EDIT
We are given that angle $ABC \cong$ angle $BAE \cong $ Angle BCD we also have that every side example $AB\cong BC \cong CD \cong DE \cong DA$
EDIT2:
Because of what is stated in the drawn picture we actually have that angle $AED \cong $ angle EDC as the two sides BD and ED are congruent so the angles inside must be equal as isosceles triangle so same angle + angle 2 means that angle $AED \cong $ angle EDC but im not sure how to show that they are equal to one of the given angles.
Best Answer
My first thoughts. I am not entirely sure at what stage of the Elements Euclid proves the fact the sum of the internal angles of a triangle equals $\pi$. Nevertheless I believe it can be proven with very little on top of the Fifth Postulate, and I hope it falls within the permitted tools, following the OP's request.

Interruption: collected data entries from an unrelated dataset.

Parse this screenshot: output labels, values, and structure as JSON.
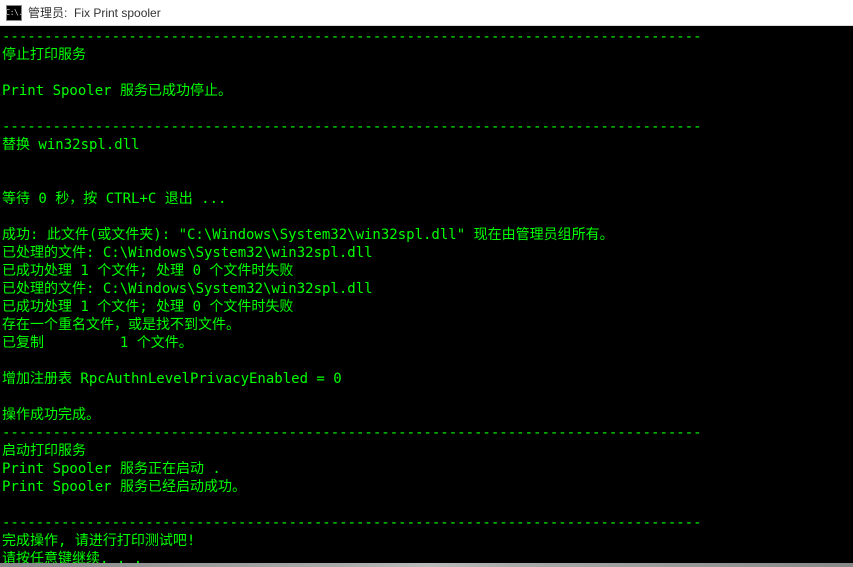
{
  "window": {
    "icon_text": "C:\\.",
    "title": "管理员:  Fix Print spooler"
  },
  "terminal": {
    "lines": [
      "-----------------------------------------------------------------------------------",
      "停止打印服务",
      "",
      "Print Spooler 服务已成功停止。",
      "",
      "-----------------------------------------------------------------------------------",
      "替换 win32spl.dll",
      "",
      "",
      "等待 0 秒，按 CTRL+C 退出 ...",
      "",
      "成功: 此文件(或文件夹): \"C:\\Windows\\System32\\win32spl.dll\" 现在由管理员组所有。",
      "已处理的文件: C:\\Windows\\System32\\win32spl.dll",
      "已成功处理 1 个文件; 处理 0 个文件时失败",
      "已处理的文件: C:\\Windows\\System32\\win32spl.dll",
      "已成功处理 1 个文件; 处理 0 个文件时失败",
      "存在一个重名文件，或是找不到文件。",
      "已复制         1 个文件。",
      "",
      "增加注册表 RpcAuthnLevelPrivacyEnabled = 0",
      "",
      "操作成功完成。",
      "-----------------------------------------------------------------------------------",
      "启动打印服务",
      "Print Spooler 服务正在启动 .",
      "Print Spooler 服务已经启动成功。",
      "",
      "-----------------------------------------------------------------------------------",
      "完成操作, 请进行打印测试吧!",
      "请按任意键继续. . ."
    ]
  }
}
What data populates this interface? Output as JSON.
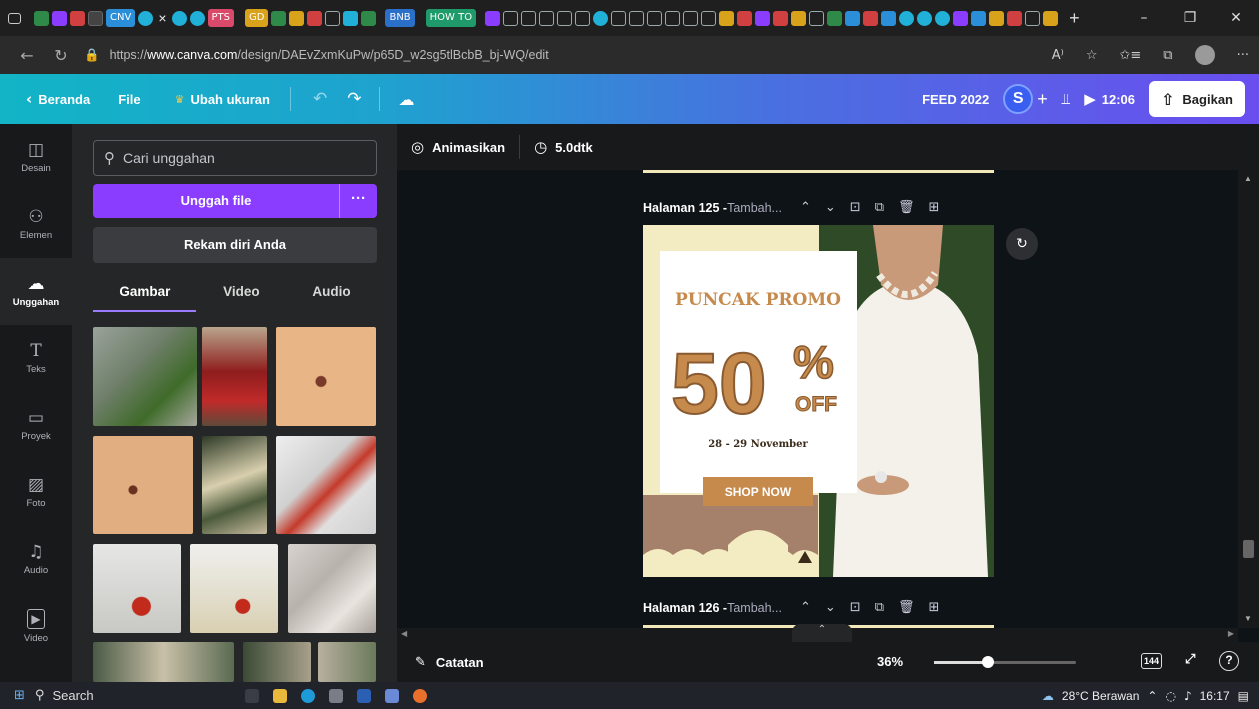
{
  "browser": {
    "tab_chips": [
      {
        "label": "CNV",
        "color": "#2a8fd8"
      },
      {
        "label": "PTS",
        "color": "#d94a6a"
      },
      {
        "label": "GD",
        "color": "#d8a21a"
      },
      {
        "label": "BNB",
        "color": "#2a6fc8"
      },
      {
        "label": "HOW TO",
        "color": "#1f9a6a"
      }
    ],
    "close_tab": "×",
    "new_tab": "+",
    "url_prefix": "https://",
    "url_host": "www.canva.com",
    "url_path": "/design/DAEvZxmKuPw/p65D_w2sg5tlBcbB_bj-WQ/edit",
    "reader_icon": "A⁾",
    "more": "···"
  },
  "topbar": {
    "back_label": "Beranda",
    "file_label": "File",
    "resize_label": "Ubah ukuran",
    "doc_title": "FEED 2022",
    "avatar_letter": "S",
    "timer": "12:06",
    "share_label": "Bagikan"
  },
  "rail": [
    {
      "icon": "◫",
      "label": "Desain"
    },
    {
      "icon": "⚇",
      "label": "Elemen"
    },
    {
      "icon": "☁",
      "label": "Unggahan"
    },
    {
      "icon": "T",
      "label": "Teks"
    },
    {
      "icon": "▭",
      "label": "Proyek"
    },
    {
      "icon": "▨",
      "label": "Foto"
    },
    {
      "icon": "♫",
      "label": "Audio"
    },
    {
      "icon": "▶",
      "label": "Video"
    }
  ],
  "panel": {
    "search_placeholder": "Cari unggahan",
    "upload_label": "Unggah file",
    "upload_more": "···",
    "record_label": "Rekam diri Anda",
    "tabs": [
      "Gambar",
      "Video",
      "Audio"
    ]
  },
  "context_bar": {
    "animate_label": "Animasikan",
    "duration_label": "5.0dtk"
  },
  "pages": [
    {
      "title": "Halaman 125 - ",
      "subtitle": "Tambah..."
    },
    {
      "title": "Halaman 126 - ",
      "subtitle": "Tambah..."
    }
  ],
  "design": {
    "headline": "PUNCAK PROMO",
    "big_number": "50",
    "percent": "%",
    "off": "OFF",
    "dates": "28 - 29 November",
    "cta": "SHOP NOW",
    "colors": {
      "cream": "#f3ecc2",
      "brown": "#c58a4c",
      "taupe": "#a5806a"
    }
  },
  "footer": {
    "notes_label": "Catatan",
    "zoom": "36%",
    "page_count": "144",
    "zoom_fraction": 0.38,
    "help": "?"
  },
  "taskbar": {
    "search_label": "Search",
    "weather": "28°C  Berawan",
    "time": "16:17"
  }
}
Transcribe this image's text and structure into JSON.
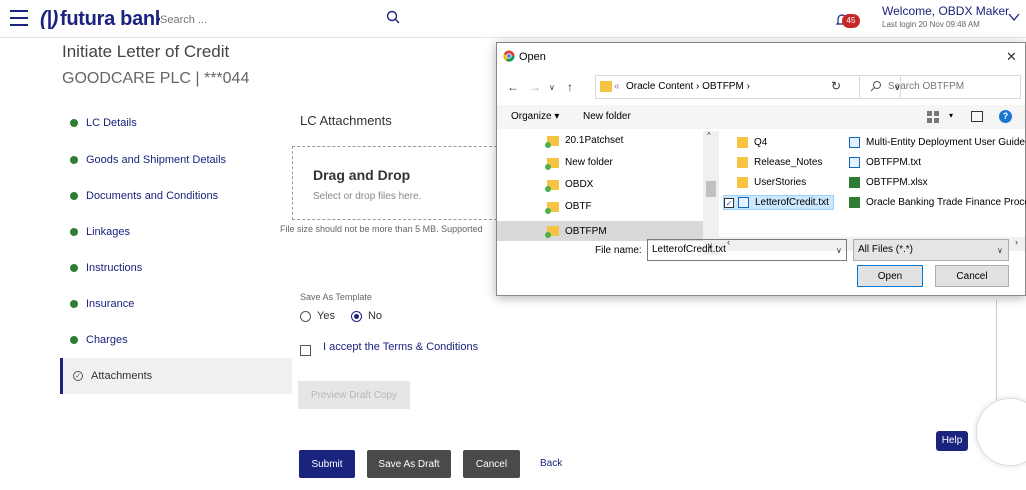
{
  "header": {
    "brand": "futura bank",
    "search_placeholder": "Search ...",
    "notification_count": "45",
    "welcome": "Welcome, OBDX Maker",
    "last_login": "Last login 20 Nov 09:48 AM"
  },
  "page": {
    "title": "Initiate Letter of Credit",
    "party": "GOODCARE PLC | ***044"
  },
  "nav": {
    "items": [
      {
        "label": "LC Details"
      },
      {
        "label": "Goods and Shipment Details"
      },
      {
        "label": "Documents and Conditions"
      },
      {
        "label": "Linkages"
      },
      {
        "label": "Instructions"
      },
      {
        "label": "Insurance"
      },
      {
        "label": "Charges"
      },
      {
        "label": "Attachments"
      }
    ]
  },
  "attachments": {
    "section_title": "LC Attachments",
    "drop_title": "Drag and Drop",
    "drop_sub": "Select or drop files here.",
    "file_note": "File size should not be more than 5 MB. Supported",
    "save_as_template": "Save As Template",
    "yes": "Yes",
    "no": "No",
    "terms": "I accept the Terms & Conditions",
    "preview": "Preview Draft Copy"
  },
  "actions": {
    "submit": "Submit",
    "save_draft": "Save As Draft",
    "cancel": "Cancel",
    "back": "Back",
    "help": "Help"
  },
  "dialog": {
    "title": "Open",
    "path_prefix": "«",
    "path": "Oracle Content  ›  OBTFPM  ›",
    "search_placeholder": "Search OBTFPM",
    "organize": "Organize ▾",
    "new_folder": "New folder",
    "tree": [
      "20.1Patchset",
      "New folder",
      "OBDX",
      "OBTF",
      "OBTFPM"
    ],
    "files_col1": [
      "Q4",
      "Release_Notes",
      "UserStories",
      "LetterofCredit.txt"
    ],
    "files_col2": [
      "Multi-Entity Deployment User Guide-",
      "OBTFPM.txt",
      "OBTFPM.xlsx",
      "Oracle Banking Trade Finance Process"
    ],
    "file_name_label": "File name:",
    "file_name_value": "LetterofCredit.txt",
    "filter": "All Files (*.*)",
    "open_btn": "Open",
    "cancel_btn": "Cancel"
  }
}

As the sides are all equal as are the angles $BAE$ and $BCD$, the diagonals $BE$ and $BD$ have equal length. Hence the angles $BED$ and $BDE$ are equal. The angles $AEB$ and $BDC$ are also equal, as they belong to triangles we know congruent by hypothesis. We still need to check $AED = ABC$.
Now, looking at $ABC$ and $BAE$ one could say $$ ABC = 2 ABE + EBD $$ and $$ ABC = BAE = \pi - 2 AEB$$
concluding that $$ EBD = 2 ABC - \pi$$ hence $$BED = \pi - ABC $$ and we can then show that $BED + ABE = ABC$